THE NORTH Inner City is one of the most polluted areas in the country, with certain areas being used as “dumping grounds”.
According to a new report published by Irish Businesses Against Litter (IBAL) this week, several sites in the area are suffering from “long-term abuse and neglect” rather than just casual litter.
IBAL says a lack of community involvement explains why certain disadvantaged urban areas continue to be plagued by litter despite improvements elsewhere.
The report found there was a wide gap between towns and disadvantaged city areas, with the latter occupying the bottom six places in the ranking – including the North Inner City (ranking second from the bottom) and Ballymun ranking sixth from the bottom.
“We haven’t seen as much improvement in these social housing areas, where communities are often transient, social neglect is evident, and community groups and tidy towns committees are lacking compared to in mixed communities,” says IBAL’s Conor Horgan.
Despite improvements in the North Inner City since the last survey five years ago, the inspectors highlighted a “dumping ground” near Sheriff St Park, rubbish along the canal pathway at Guild St and several sites suffering from “long-term abuse and neglect” rather than just casual litter.
“Dumping is on the increase,” Mr Horgan continued. “The more we ask people to pay for waste disposal the greater an issue it is likely to become. It may not be as widespread, but dumping is the new litter in many respects.”

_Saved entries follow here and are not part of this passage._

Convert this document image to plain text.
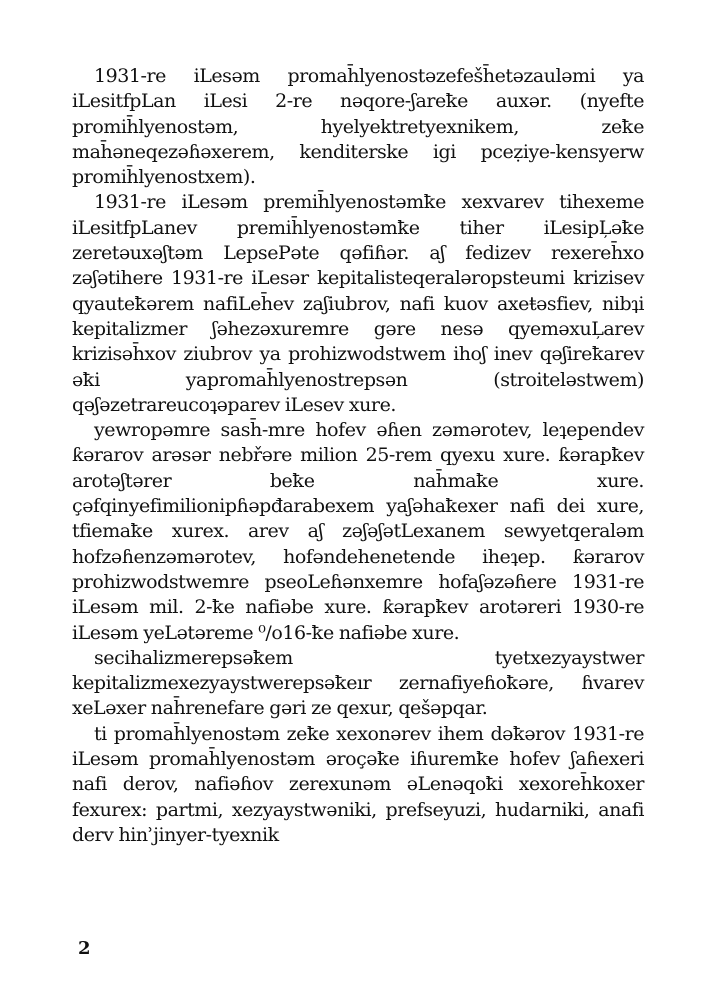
1931-re iLesəm promah̄lyenostəzefešh̄etəzauləmi ya iLesitfpLan iLesi 2-re nəqore-ʃareꝁe auxər. (nyefte promih̄lyenostəm, hyelyektretyexnikem, zeꝁe mah̄əneqezəɦəxerem, kenditerske igi pceẓiye-kensyerw promih̄lyenostxem).

1931-re iLesəm premih̄lyenostəmꝁe xexvarev tihexeme iLesitfpLanev premih̄lyenostəmꝁe tiher iLesipĻəꝁe zeretəuxəʃtəm LepsePəte qəfiɦər. aʃ fedizev rexereh̄xo zəʃətihere 1931-re iLesər kepitalisteqeraləropsteumi krizisev qyauteꝁərem nafiLeh̄ev zaʃiubrov, nafi kuov axeŧəsfiev, nibʇi kepitalizmer ʃəhezəxuremre gəre nesə qyeməxuĻarev krizisəh̄xov ziubrov ya prohizwodstwem ihoʃ inev qəʃireꝁarev əꝁi yapromah̄lyenostrepsən (stroiteləstwem) qəʃəzetrareucoʇəparev iLesev xure.

yewropəmre sash̄-mre hofev əɦen zəmərotev, leʇependev ƙərarov arəsər nebřəre milion 25-rem qyexu xure. ƙərapꝁev arotəʃtərer beꝁe nah̄maꝁe xure. çəfqinyefimilionipɦəpđarabexem yaʃəhaꝁexer nafi dei xure, tfiemaꝁe xurex. arev aʃ zəʃəʃətLexanem sewyetqeraləm hofzəɦenzəmərotev, hofəndehenetende iheʇep. ƙərarov prohizwodstwemre pseoLeɦənxemre hofaʃəzəɦere 1931-re iLesəm mil. 2-ꝁe nafiəbe xure. ƙərapꝁev arotəreri 1930-re iLesəm yeLətəreme ⁰/o16-ꝁe nafiəbe xure.

secihalizmerepsəꝁem tyetxezyaystwer kepitalizmexezyaystwerepsəꝁeır zernafiyeɦoꝁəre, ɦvarev xeLəxer nah̄renefare gəri ze qexur, qešəpqar.

ti promah̄lyenostəm zeꝁe xexonərev ihem dəꝁərov 1931-re iLesəm promah̄lyenostəm əroçəꝁe iɦuremꝁe hofev ʃaɦexeri nafi derov, nafiəɦov zerexunəm əLenəqoꝁi xexoreh̄koxer fexurex: partmi, xezyaystwəniki, prefseyuzi, hudarniki, anafi derv hinʾjinyer-tyexnik

2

Following the survey’s release, a city councillor has said that DCC should reintroduce bin collections to the North Inner City.
Cllr Mary Fitzpatrick also called for the introduction of a waiver scheme for households that have been left with no affordable collection service.
The Fianna Fail councillor said: “IBAL blames a lack of community involvement for the persistent littering in Dublin’s North Inner City, but that is simply untrue.
“The fact is Dublin’s North Inner City has a very strong and engaged community but it also has a considerable number of low income households which simply cannot afford to pay for private bin collections.”